2. Limiting the requested Lyles instruction. [Lyles v. United States (1957), 103 App DC 22 (254 F2d 725).]

*87 I cannot subscribe to the evaluation of the 3 errors listed in the majority opinion as "harmless" any more than I could so characterize the 2 indicated above or the sum of them as "non prejudicial."

I do not think the defendant had a fair trial. I will not comment further on the errors described in my brothers' opinion beyond saying that I agree they were errors.

The court's denial of the defense motion for the disclosure of the witness to be called by the state on the question of sanity in my view prevented the defense from properly preparing cross-examination and accordingly was prejudicial error.

I do not share the conviction that permitting the defense psychiatrist to testify as to his opinion of defendant's sanity cured the error of limiting his examination on that subject to a hypothetical question. The whole purpose of GCR 1963, 605 is subverted by this device, in my opinion.

But the most glaring error which I perceive is the court's refusal to give the Lyles instruction.

In People v. Cole (1967), 8 Mich App 250 the trial court refused (as here) to instruct on the effect of CL 1948, § 766.15c (Stat Ann 1954 Rev § 28.933 [3]),[*] refused to allow defense counsel to state the law in his argument, and refused to answer a direct inquiry on this point by the jury during its deliberations. A majority of our Court's panel in that case approved. I disagreed there. I disagree here.

I believe a defendant who pleads not guilty by reason of insanity is entitled to have the requested instruction on the statute given to the jury so that the jury will not be moved by fear based on its ignorance of the law, which fear seemed so obvious *88 to me in Cole. In Cole we could see the flower. Here we can see the root. Our task, as I perceive it, is to extirpate the noxious weed of ignorance however it appear.

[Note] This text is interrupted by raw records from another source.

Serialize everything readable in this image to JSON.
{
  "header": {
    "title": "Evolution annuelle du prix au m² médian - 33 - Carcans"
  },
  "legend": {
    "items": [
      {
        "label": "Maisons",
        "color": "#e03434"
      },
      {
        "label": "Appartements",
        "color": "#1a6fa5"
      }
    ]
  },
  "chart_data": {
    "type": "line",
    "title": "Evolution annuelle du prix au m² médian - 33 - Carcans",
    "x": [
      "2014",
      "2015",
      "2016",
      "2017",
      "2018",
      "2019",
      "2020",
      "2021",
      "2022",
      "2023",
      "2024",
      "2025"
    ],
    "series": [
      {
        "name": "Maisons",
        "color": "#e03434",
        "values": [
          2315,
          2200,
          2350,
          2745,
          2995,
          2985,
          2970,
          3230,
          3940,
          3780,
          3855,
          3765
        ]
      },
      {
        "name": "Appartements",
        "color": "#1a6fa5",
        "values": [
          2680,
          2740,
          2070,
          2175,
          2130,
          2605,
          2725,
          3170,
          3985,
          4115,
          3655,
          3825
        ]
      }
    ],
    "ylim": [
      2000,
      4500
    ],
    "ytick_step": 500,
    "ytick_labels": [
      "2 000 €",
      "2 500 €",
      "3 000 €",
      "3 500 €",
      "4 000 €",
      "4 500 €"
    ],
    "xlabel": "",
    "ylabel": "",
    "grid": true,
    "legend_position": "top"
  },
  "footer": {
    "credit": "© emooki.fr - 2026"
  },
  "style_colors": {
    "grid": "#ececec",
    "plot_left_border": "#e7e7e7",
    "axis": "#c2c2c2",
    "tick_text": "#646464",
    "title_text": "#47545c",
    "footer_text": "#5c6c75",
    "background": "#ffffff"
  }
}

I would reverse and remand for a new trial

NOTES

[1] CL 1948, § 750.321 (Stat Ann 1954 Rev § 28.553).

[2] CL 1948, § 750.317 (Stat Ann 1954 Rev § 28.549).

[*] Repealed by PA 1966, No 266, effective March 10, 1967. For current provisions see PA 1927, No 175, ch 7, §§ 27a, 27b, as added by PA 1966, No 266 (MCLA §§ 767.27a, 767.27b, Stat Ann 1968 Cum Supp §§ 28.966[11], 28.966[12]).